What’s all the Fuss?
If you’re thinking that it’s only a sandwich, think again! Foods held at unfavorable conditions support the growth of harmful bacteria that can make your child sick. These include foods such as yogurt, cheese, meats, chicken, sliced melon, eggs, fish and tofu. A child’s immune system is not as strong as an adult so they’re more susceptible to becoming ill.
Top 5 Food Safety Tips
Getting ready to prepare another lunch? Although these tips may seem like common sense, many folks forget to follow them and they can make a world of difference.
#1: Wash Your Hands!
Sounds easy, but many parents forget to wash their hands before packing lunch. If you take a break to talk on the phone, do another task, or use the restroom, don’t forget to re-wash your hands before continuing to make lunch.
#2: Mind the Time
Cold foods can safely remain at room temperatures for up to 4 hours. If it’s a very hot day, this would be much less time. Ask the school what time your child eats lunch. This way you can add some extra ice packs for those super hot days.
#3: Keep Cold Foods Cold
Find out where bagged lunches are stored. Some schools actually keep them in the refrigerator, but most do not. You want the food to stay around 41 degrees Fahrenheit or below.
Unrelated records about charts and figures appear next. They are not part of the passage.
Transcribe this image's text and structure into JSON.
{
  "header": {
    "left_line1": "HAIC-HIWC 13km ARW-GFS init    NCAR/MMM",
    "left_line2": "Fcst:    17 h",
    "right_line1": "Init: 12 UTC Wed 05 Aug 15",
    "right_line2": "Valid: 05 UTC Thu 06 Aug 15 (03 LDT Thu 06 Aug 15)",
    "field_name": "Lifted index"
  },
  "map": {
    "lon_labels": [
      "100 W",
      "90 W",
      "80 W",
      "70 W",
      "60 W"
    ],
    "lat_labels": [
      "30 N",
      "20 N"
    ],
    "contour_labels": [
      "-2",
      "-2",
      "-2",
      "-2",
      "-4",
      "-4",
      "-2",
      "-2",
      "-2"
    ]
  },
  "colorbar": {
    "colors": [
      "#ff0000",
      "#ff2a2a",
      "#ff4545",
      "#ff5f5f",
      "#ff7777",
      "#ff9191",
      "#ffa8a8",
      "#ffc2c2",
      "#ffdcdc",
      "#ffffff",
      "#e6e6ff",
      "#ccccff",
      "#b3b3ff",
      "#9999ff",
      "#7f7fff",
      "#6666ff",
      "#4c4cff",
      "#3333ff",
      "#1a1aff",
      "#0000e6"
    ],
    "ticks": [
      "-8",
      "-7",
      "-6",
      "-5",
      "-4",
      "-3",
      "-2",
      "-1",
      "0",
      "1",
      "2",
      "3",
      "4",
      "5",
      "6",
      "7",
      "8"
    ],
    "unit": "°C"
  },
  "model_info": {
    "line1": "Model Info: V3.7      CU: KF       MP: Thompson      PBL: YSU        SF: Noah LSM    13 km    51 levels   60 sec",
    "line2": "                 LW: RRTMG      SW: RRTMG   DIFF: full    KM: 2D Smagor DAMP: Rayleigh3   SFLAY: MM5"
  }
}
Use an insulted container and surround it with 1 or 2 ice packs. Note that the ice packs tend to “burst”—so keep them in a small ziplock bag to avoid a mess.
#4: Keep Hot Foods Hot
For a change of pace from the usual sandwich, pack some leftovers from last night’s dinner. Use a thermos to keep food warm. Be sure it will get heated to at least 165 degrees Fahrenheit—this will destroy any bacteria that are already in the food.
#5: Toss Suspect Leftovers
Any old refrigerated food items should be tossed including yogurt, cheese, milk, meat, poultry, sliced fruits and veggies. The same goes for any leftover cooked food. These foods support the growth of bacteria and you don’t want to risk it. As the saying goes, “when in doubt, throw it out.”